Noto que sonrío, pero intento ocultarlo, en vano.
Lo miro.
—No intentas ligar conmigo pero me dices que soy guapa y prácticamente empleas en la misma frase eso de qué-hace-una-chica-como-tú-en-un-sitio-como-éste —comento.
Parece algo ofendido.
—Lo digo en serio, Camryn —asegura, y la sonrisa traviesa de mi cara se esfuma—. Podrían hacerte algo.
En un intento de salvar este momento incómodo, sonrío y contesto:
—No te preocupes por mí. Confío en mi capacidad de chillar como una loca si alguien me ataca.

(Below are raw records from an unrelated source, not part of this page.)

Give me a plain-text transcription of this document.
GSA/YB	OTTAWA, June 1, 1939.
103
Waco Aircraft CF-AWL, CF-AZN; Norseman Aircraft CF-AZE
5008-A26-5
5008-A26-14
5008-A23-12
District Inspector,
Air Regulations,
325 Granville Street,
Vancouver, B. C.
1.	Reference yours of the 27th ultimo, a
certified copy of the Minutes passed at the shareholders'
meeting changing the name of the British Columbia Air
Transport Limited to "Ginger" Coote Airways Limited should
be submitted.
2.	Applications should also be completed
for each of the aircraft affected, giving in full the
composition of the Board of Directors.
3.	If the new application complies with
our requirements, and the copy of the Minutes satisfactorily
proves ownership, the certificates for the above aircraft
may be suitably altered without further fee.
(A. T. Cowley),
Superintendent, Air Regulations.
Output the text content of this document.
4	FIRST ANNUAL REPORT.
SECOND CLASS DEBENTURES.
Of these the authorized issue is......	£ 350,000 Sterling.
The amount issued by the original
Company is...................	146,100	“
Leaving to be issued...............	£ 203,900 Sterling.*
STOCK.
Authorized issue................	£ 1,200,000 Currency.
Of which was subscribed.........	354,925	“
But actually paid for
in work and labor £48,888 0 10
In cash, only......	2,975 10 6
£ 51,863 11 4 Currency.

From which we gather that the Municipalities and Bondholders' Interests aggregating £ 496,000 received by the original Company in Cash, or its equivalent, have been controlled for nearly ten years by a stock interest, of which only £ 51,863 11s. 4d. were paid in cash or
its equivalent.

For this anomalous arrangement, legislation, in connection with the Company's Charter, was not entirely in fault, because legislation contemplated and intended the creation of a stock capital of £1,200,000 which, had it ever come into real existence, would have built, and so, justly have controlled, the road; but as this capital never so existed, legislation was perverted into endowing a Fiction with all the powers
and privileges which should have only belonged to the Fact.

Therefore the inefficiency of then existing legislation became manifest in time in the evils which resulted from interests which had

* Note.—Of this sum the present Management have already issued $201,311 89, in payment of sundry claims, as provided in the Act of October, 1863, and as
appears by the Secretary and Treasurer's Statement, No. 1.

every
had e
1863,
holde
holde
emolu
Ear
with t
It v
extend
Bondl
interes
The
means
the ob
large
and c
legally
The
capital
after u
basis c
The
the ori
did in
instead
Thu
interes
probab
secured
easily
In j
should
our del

Él sacude la cabeza y respira hondo, cediendo poco a poco a mis intentos de quitarle hierro al asunto.
—Háblame de tu padre —le pido.
La sonrisa que estaba a punto de esbozar desaparece de su cara, y sus ojos se apartan de mí. Sacar el tema como lo he hecho no ha sido casual. No sé, tengo la extraña sensación de que oculta algo. Cuando en Kansas mencionó de pasada que su padre se estaba muriendo dio la impresión de que ni se inmutaba. Pero está haciendo todo este recorrido, y en autobús, para ver a su padre antes de que muera, así que debe de quererlo. Lo siento, pero uno nunca se queda como si nada cuando alguien a quien quiere ha muerto o está a punto de morir.
No obstante, suena raro viniendo de mí, que soy incapaz de llorar.
—Es un buen hombre —explica Andrew, aún con la vista al frente.
Me da en la nariz que en este momento está recordando a su padre, que en realidad no ve nada delante salvo sus recuerdos.
Me mira y ahora sonríe, pero no es una sonrisa que intente encubrir un dolor, sino más bien una que atesora buenos recuerdos.
—En vez de llevarme a un partido de béisbol, mi padre me llevó a ver un combate de boxeo.
—¿En serio? —Noto que se me ilumina la sonrisa—. Cuenta.
Vuelve a mirar adelante, pero el afecto que refleja su rostro no desaparece en ningún momento.
—Mi padre quería que fuésemos luchadores… —Me mira—. No boxeadores o luchadores de verdad, aunque probablemente no le hubiese importado. Me refiero a luchadores en general…, ya sabes, en la vida. Metafóricamente hablando.
Asiento para que sepa que lo entiendo.
—Me senté junto al cuadrilátero, tenía ocho años, hipnotizado por aquellos dos hombres que se sacudían, y durante todo el tiempo mi padre no paró de hablarme, a gritos, para hacerse oír con toda la gente que había: «No le tienen miedo a nada, hijo —me explicó—. Y todos sus movimientos están calculados. Se mueven de una manera y o funciona o no funciona, pero aprenden algo de cada movimiento, de cada decisión».
Andrew me mira un instante y su sonrisa se borra, dejando una expresión indeterminada.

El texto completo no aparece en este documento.